Not many people know that I was born in Kuwait. I lived there for most of my childhood years. My first long-term departure from Kuwait was in 1994 when I went off to the States for university. I returned almost 7 years later to teach at Kuwait University. In 2014 I moved to the UK for almost 4 years and now … once again, I was set to return to Kuwait.
The path back to Kuwait was not easy. You would think that having been born there and lived there for about 25 years (granted with some gaps in between) that there would be no trouble reentering the country and settling down … that definitely was not the case.
Unfortunately, the job I had lined up fell through because the administration decided that they only wanted Kuwaiti nationals for the job. It was a setback, but we were still hopeful that D’s company would be able to sponsor me and get me a visa. With the assurance of a visa, we packed up our house and got ready to leave the UK … … not so fast.
Unfortunately, because of my nationality (Bangladeshi) getting an entry permit for me was not straightforward. Exactly what the hold up/problem was – nobody could tell. How long it would be before my papers came through, again – nobody could tell.
Long story short, while D arrived in Kuwait in August 2017, my papers were not finalized until December. It was a trying time for many reasons, but now … closely clutching my stamped passport in my hand, I boarded the plane to Kuwait.
I honestly did not think that I would ever return, particularly given that I knew it would be difficult (under any circumstances) to enter Kuwait as a Bangladeshi. I didn’t really know how to feel about returning to Kuwait. In some ways it was my home. It was the country where I was born and where I lived for most of my life. My parents had lived in Kuwait for 40 years. It’s where my brother was born and where we last lived and worked together. It was definitely emotional.
Just as I had left Kuwait in 2014 with a positive outlook towards the future, I was returning with the same mindset.
My journey to get here was quite an arduous one — so I wanted to chronicle the 24 hours leading up to my final arrival in Kuwait.
As soon as all my legal papers and permits were ready, I headed into the city to get my passport stamped with my entry visa — of course the previous day it had snowed so hard (one of the worst snowfalls in years) that the driveway was completely iced over and no taxis were available. That meant an early start and a precarious walk up an icy hill before dawn to make sure I caught an early train to head into the city.

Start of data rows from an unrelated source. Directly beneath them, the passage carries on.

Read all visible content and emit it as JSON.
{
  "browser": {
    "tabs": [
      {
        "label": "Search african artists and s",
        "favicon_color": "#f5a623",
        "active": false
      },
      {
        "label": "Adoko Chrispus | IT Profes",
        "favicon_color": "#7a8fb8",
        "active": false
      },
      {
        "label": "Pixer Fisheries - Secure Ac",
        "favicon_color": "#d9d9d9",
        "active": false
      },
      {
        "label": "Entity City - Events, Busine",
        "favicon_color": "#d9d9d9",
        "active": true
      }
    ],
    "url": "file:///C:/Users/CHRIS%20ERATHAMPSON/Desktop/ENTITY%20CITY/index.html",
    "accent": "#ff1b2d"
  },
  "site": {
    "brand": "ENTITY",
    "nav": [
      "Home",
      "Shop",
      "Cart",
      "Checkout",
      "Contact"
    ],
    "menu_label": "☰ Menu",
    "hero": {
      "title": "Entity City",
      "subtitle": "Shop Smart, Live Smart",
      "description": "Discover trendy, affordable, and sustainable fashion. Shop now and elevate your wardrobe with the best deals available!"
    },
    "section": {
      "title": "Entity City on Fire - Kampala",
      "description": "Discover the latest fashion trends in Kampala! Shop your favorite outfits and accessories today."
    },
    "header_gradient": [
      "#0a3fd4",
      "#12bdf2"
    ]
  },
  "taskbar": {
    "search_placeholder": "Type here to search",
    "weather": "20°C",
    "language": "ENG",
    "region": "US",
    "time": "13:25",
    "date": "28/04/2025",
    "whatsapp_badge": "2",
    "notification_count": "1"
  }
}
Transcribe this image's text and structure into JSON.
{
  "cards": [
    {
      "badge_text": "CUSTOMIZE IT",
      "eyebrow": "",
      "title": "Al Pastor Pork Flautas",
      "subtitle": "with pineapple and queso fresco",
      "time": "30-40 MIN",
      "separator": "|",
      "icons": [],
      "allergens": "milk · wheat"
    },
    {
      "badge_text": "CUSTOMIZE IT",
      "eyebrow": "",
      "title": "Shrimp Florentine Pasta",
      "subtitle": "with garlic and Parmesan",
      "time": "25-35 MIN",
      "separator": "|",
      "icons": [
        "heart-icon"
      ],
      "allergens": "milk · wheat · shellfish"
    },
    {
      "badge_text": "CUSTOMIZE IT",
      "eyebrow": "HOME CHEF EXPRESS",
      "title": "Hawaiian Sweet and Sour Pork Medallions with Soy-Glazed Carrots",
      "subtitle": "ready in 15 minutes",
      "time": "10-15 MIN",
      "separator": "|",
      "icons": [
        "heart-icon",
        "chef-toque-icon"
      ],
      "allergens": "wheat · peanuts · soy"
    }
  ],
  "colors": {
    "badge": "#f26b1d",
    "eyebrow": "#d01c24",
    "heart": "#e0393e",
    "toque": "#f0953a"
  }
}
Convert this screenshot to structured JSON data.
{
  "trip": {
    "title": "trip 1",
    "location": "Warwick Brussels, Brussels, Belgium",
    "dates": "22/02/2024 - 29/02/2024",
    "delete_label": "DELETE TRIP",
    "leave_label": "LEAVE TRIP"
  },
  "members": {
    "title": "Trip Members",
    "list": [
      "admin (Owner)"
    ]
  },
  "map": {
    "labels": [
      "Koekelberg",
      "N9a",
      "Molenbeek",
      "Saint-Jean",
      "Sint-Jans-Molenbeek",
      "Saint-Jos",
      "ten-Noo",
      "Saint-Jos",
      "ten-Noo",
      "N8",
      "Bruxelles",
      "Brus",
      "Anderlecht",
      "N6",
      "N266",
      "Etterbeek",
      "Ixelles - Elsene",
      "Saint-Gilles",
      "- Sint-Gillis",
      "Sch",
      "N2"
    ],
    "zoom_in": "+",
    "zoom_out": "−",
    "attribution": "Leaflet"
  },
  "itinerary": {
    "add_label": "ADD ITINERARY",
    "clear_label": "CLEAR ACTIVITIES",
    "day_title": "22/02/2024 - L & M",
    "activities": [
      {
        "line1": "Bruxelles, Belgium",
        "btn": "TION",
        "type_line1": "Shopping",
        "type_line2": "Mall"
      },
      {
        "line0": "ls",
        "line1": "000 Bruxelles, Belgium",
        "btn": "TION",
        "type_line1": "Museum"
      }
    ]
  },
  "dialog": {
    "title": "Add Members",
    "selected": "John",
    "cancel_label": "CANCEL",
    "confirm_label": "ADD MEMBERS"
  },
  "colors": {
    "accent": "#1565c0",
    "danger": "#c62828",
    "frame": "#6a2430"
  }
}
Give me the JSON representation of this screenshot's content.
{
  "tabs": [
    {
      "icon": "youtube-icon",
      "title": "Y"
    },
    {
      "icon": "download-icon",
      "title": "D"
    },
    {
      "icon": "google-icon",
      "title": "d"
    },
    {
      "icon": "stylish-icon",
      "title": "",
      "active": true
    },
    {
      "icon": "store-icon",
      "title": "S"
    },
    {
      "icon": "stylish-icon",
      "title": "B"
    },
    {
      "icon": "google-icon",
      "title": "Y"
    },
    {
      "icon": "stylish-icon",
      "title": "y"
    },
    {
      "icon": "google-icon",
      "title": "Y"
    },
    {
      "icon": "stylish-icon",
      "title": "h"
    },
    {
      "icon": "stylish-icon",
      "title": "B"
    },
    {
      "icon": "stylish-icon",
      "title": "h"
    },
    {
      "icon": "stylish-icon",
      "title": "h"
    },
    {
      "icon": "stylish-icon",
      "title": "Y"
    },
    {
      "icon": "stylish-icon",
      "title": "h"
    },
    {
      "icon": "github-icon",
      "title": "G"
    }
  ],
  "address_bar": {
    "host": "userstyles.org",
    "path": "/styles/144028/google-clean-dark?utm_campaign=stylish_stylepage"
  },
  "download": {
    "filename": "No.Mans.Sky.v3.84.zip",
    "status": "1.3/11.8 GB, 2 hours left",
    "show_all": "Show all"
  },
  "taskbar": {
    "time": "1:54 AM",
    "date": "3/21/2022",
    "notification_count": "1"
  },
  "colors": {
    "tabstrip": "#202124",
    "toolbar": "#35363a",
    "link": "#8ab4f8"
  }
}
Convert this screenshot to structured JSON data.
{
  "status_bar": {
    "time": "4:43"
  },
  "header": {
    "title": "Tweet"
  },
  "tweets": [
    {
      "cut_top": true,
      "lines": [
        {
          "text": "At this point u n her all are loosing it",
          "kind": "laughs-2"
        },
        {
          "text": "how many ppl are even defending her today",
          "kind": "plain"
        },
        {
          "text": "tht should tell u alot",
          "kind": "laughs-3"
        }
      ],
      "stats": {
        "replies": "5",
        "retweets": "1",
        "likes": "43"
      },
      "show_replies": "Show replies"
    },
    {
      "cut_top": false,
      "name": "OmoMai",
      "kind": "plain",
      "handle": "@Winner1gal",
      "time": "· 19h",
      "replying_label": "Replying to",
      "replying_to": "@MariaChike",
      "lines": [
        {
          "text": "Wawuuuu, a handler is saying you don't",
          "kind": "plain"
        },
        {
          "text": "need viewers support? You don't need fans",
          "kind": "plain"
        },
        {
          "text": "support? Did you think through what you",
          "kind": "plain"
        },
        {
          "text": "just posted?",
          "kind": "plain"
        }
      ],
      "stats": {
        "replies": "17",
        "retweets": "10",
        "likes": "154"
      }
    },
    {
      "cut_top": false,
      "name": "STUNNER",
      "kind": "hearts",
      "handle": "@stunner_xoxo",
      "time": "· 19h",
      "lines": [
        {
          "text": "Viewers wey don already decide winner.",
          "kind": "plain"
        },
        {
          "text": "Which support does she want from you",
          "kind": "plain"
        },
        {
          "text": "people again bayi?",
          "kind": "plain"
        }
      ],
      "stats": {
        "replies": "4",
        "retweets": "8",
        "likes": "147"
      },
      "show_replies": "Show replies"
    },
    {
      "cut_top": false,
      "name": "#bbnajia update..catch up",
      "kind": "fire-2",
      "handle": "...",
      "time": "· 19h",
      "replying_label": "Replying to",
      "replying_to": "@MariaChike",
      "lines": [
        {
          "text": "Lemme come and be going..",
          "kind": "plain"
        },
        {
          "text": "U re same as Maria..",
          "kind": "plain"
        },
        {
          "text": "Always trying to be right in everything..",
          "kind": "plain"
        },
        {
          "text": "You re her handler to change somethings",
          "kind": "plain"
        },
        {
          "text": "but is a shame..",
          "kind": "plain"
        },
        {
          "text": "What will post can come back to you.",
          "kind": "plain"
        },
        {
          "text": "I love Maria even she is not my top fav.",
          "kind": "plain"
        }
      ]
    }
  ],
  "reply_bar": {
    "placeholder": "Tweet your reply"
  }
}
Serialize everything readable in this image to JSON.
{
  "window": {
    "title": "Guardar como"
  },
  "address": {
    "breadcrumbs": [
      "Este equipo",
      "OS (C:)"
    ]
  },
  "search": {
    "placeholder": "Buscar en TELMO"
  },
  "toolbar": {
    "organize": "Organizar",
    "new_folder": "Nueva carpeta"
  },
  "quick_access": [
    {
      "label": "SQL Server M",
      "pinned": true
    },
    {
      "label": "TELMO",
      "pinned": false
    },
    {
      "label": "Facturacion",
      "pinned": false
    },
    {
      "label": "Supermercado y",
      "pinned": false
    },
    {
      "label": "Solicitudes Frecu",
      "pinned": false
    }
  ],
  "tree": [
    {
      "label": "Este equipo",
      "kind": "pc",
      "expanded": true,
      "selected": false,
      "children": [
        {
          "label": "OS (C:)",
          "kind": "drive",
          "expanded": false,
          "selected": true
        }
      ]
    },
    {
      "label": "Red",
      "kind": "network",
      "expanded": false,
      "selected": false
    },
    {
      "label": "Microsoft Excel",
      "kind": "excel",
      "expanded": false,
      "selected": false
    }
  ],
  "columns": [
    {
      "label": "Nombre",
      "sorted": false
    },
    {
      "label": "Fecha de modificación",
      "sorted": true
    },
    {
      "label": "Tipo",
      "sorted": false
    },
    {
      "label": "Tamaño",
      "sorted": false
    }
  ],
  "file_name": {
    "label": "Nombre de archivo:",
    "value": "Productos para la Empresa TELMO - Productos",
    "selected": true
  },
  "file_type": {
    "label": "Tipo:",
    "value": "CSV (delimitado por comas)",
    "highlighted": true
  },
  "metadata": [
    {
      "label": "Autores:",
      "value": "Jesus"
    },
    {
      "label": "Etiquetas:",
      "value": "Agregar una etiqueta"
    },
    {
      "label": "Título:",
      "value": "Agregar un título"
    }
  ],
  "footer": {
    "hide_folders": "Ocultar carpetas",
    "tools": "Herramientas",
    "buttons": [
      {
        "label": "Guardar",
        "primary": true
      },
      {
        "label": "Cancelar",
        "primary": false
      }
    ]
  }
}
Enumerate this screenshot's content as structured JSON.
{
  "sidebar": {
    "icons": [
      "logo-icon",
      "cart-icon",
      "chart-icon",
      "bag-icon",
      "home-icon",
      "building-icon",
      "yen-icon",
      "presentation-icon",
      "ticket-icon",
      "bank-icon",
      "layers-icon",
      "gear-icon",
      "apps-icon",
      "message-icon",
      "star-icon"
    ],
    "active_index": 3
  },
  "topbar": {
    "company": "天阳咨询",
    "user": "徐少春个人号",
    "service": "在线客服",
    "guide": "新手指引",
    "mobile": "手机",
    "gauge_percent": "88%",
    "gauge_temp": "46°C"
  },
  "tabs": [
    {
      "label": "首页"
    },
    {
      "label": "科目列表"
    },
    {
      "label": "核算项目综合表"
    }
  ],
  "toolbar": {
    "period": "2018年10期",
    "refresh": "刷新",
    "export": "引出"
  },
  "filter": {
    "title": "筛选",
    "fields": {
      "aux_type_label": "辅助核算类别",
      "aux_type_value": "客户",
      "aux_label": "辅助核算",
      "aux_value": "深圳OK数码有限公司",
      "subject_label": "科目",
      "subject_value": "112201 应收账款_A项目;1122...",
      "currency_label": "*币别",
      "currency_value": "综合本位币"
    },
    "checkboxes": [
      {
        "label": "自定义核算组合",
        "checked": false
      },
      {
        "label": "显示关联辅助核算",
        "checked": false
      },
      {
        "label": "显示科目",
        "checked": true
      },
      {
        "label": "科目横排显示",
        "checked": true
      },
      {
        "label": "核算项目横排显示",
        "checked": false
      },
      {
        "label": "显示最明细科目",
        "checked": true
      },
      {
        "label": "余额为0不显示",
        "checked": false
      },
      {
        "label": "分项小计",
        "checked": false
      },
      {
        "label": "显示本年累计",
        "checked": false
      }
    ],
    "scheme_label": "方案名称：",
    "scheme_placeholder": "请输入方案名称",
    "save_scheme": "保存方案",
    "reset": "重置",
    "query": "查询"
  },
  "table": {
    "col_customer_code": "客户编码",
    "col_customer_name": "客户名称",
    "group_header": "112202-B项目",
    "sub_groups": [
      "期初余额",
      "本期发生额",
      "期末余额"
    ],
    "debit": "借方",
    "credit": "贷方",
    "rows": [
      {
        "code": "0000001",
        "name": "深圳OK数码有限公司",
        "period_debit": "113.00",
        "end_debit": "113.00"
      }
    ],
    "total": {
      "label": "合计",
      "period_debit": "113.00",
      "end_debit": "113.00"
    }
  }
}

bundled up, I was up and out before dawn – slow and steady was the only way I was going to make it to the train station without any falls
pretty much tiptoeing the whole way, I finally made it to the train station — happy to have achieved my goal of not falling on the way
greeted by rain and blustery winds, weary and disheveled, I arrived at the consulate
I anxiously wandered the city until it was finally time for me to head back to the embassy to collect my visa.
When I got it in my hand, I had to take a moment to collect myself. I was so emotional — this was actually happening.
I lingered a bit in the city to take in the Christmas lights around London.
my final visit to St. Christopher’s Place (for now)
I even ran into Santa Clause!
Then it was back home to pack up and get ready to leave. I had just over 24 hours to get ready for my flight. The ground was still covered with ice and driving conditions were precarious. Luckily I didn’t have any pre-travel errands to run. All I needed to do was make it to the airport on time … and I did.
Farewell London — thanks for the memories.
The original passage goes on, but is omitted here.